Собственно говоря, это же положение по-своему раскрывает Л. Толстой в романе «Анна Каренина». Все его герои: и «неправильная» Анна, и «правильный» Левин в итоге в проекте своей жизни, своей ситуации, терпят неудачу. Никто не обладает истиной даже касательно своего собственного бытия, тем более касательно бытия другого. Поэтому каждый человек непроизвольно врет другому человеку, если пытается навязать ему смысл собственной ситуации.

Итак, человек есть свободное бытие, партнер бытия и интерес бытия, потому что как часть бытия он всегда есть задаток. Он появляется с чем-то. «Человек непрерывно несет с собой понимание своей сущности до суждения о ней» (Сартр [34, с. 105]). Генетически обусловлено или нет, но человек всегда приходит в мир с определенным багажом, а не как чистый лист. Этот багаж образует характер, склонности, скорость реакций. Если бы не было багажа, то были бы универсальные способы достижения равных моделей и результатов, на чем построена теория НЛП, справедливо раскритикованная в 1990-е гг. Каждый человек мог бы стать композитором уровня Бетховена или боксером, равным М. Тайсону. Но высшие результаты оказываются достижимыми не для каждого. И там, где реализуется один, второй даже не знает азов и может еле-еле понять их. Более того, какие-то вещи приходят ниоткуда.

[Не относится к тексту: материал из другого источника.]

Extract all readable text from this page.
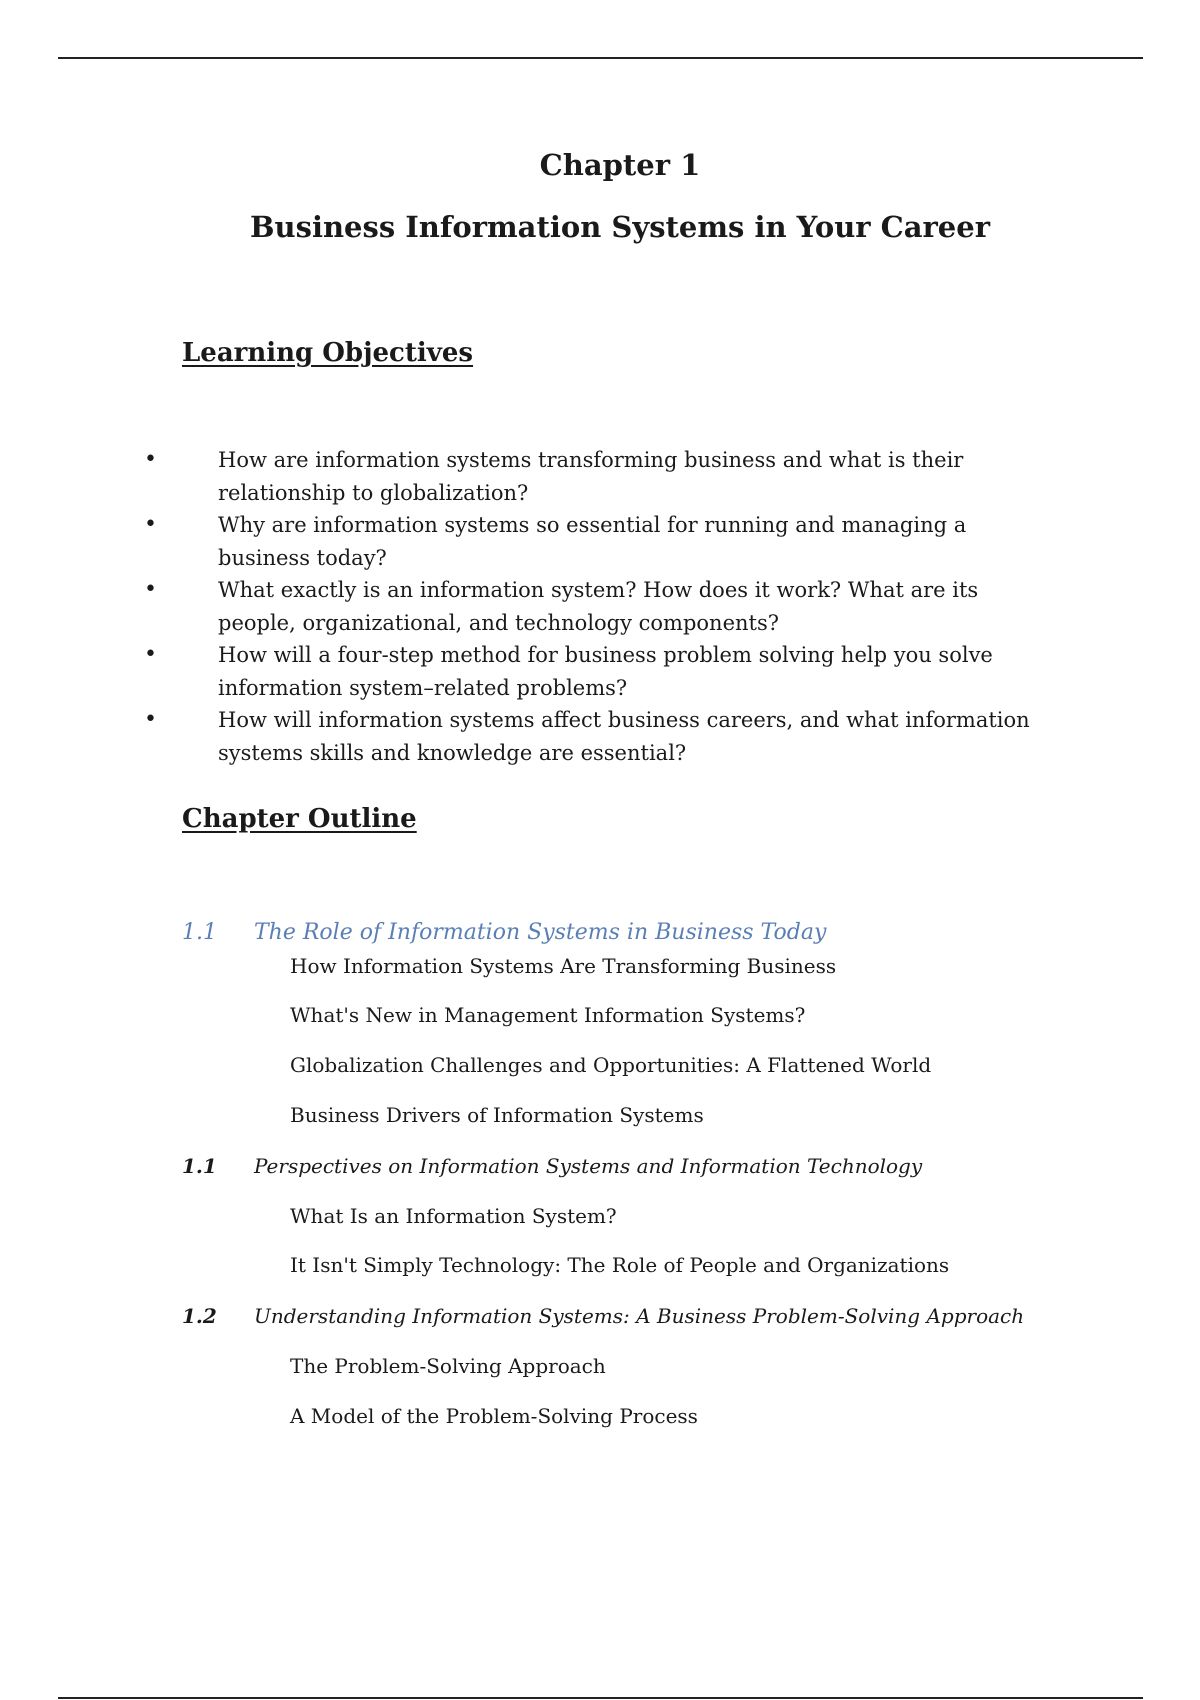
Chapter 1
Business Information Systems in Your Career
Learning Objectives
•	How are information systems transforming business and what is their relationship to globalization?
•	Why are information systems so essential for running and managing a business today?
•	What exactly is an information system? How does it work? What are its people, organizational, and technology components?
•	How will a four-step method for business problem solving help you solve information system–related problems?
•	How will information systems affect business careers, and what information systems skills and knowledge are essential?
Chapter Outline
1.1 The Role of Information Systems in Business Today
How Information Systems Are Transforming Business
What's New in Management Information Systems?
Globalization Challenges and Opportunities: A Flattened World
Business Drivers of Information Systems
1.1 Perspectives on Information Systems and Information Technology
What Is an Information System?
It Isn't Simply Technology: The Role of People and Organizations
1.2 Understanding Information Systems: A Business Problem-Solving Approach
The Problem-Solving Approach
A Model of the Problem-Solving Process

Вместе с тем, человек не обязан следовать той или иной программе. Он имеет право отказаться от предложенного ему, от данного с ним. Человек волен выбирать. Человек волен избирать направление. Человек, как свободное бытие, волен быть/остаться и не быть / измениться / выбрать другой путь / уйти. Человек волен переизобретать наличное бытие и перестраивать отношения между его объектами, человек волен в некоторой степени вмешиваться в бытие, наличное бытие существует для свободного бытия. Бытие, возможно, проявляет интерес к человеческому творчеству внутри него. Человеку предлагается создать внутри бытия зону своего свободного бытия — культуру и в ее рамках создавать собственные объекты (радио, телефон, компьютер), свои отношения, занимать какие-то роли: от полицейского до преступника, от врача до больного — для каждой желаемой и возможной деятельности одного найдется противодействие другого. «Человек делает себя существующим как таковой» (Сартр [34, с. 105]). Внутри бытия человек создает культуру как внутреннее бытие. Так усложняется определение и движение бытия, реализуется отношение со-творчества.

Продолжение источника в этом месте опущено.